I need a mechanism of "logical locking" more ductile than the
pg_advisory family.
I'm thinking of a table ("lock_table") that would be part of
the database, with columns
* tablename varchar - name of the table "locked"
* rowid integer, - id of the row "locked"
* ownerid varchar, - identifier of the "user" who acquired the
lock
* acquired timestamp - to be able to release "abandoned" locks
after a certain time
and a group of functions
1) lock_table (tablename varchar, ownerid varchar) bool - get
to lock over the entire table, setting rowid to zero
2) unlock_table (tablename varchar, ownerid varchar) bool -
unlock the table, if the owner is the recorded one
3) locked_table (tablename varchar, ownerid varchar) bool -
ask if the table is locked by some user other than the ownerid
argument
4) lock_row (tablename varchar, rowid integer, ownerid
varchar) bool - similar to pg_try_advisory_lock
5) unlock_row (tablename varchar, rowid integer, ownerid
varchar) bool - similar to pg_advisory_unlock
6) unlock_all (ownerid varchar) bool - unlock all locks owned
by ownerid
The timeout (default, maybe 15 minutes) is implicitly applied
if the lock is taken by another user (there will be no
notification).
Redundant locks are not queued, they simply return true, may
be after an update of the acquired column.

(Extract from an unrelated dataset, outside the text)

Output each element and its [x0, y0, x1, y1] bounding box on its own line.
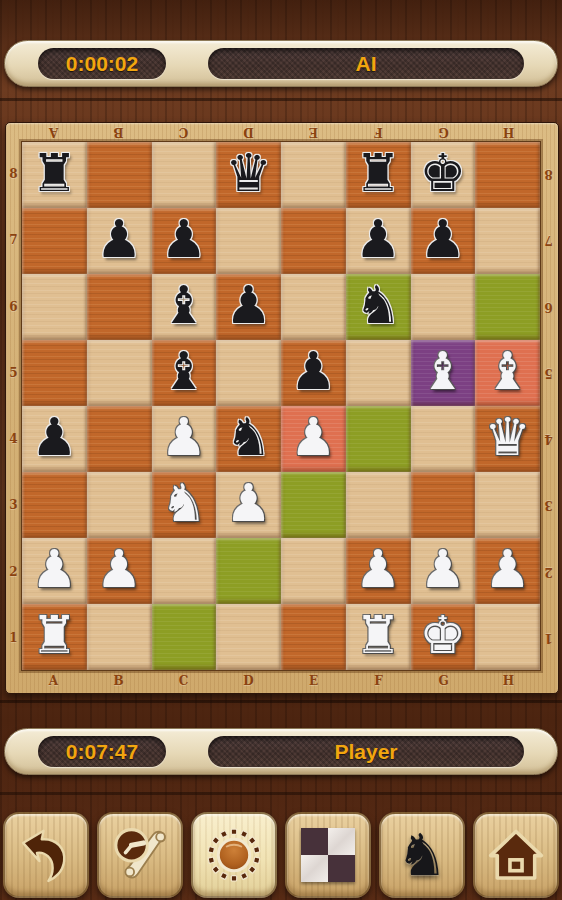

Successful locks insert a new row, except the rare case of a
timeout, which becomes an update (ownerid and acquired)
Unlock operations deletes the corresponding row
My question is double
a) What is the opinion on the project?
b) What are the consequences of the large number of inserts
and deletions
c) Performance. In fact, pg_advisory* implies a network
roundtrip, but (I think) no table operations.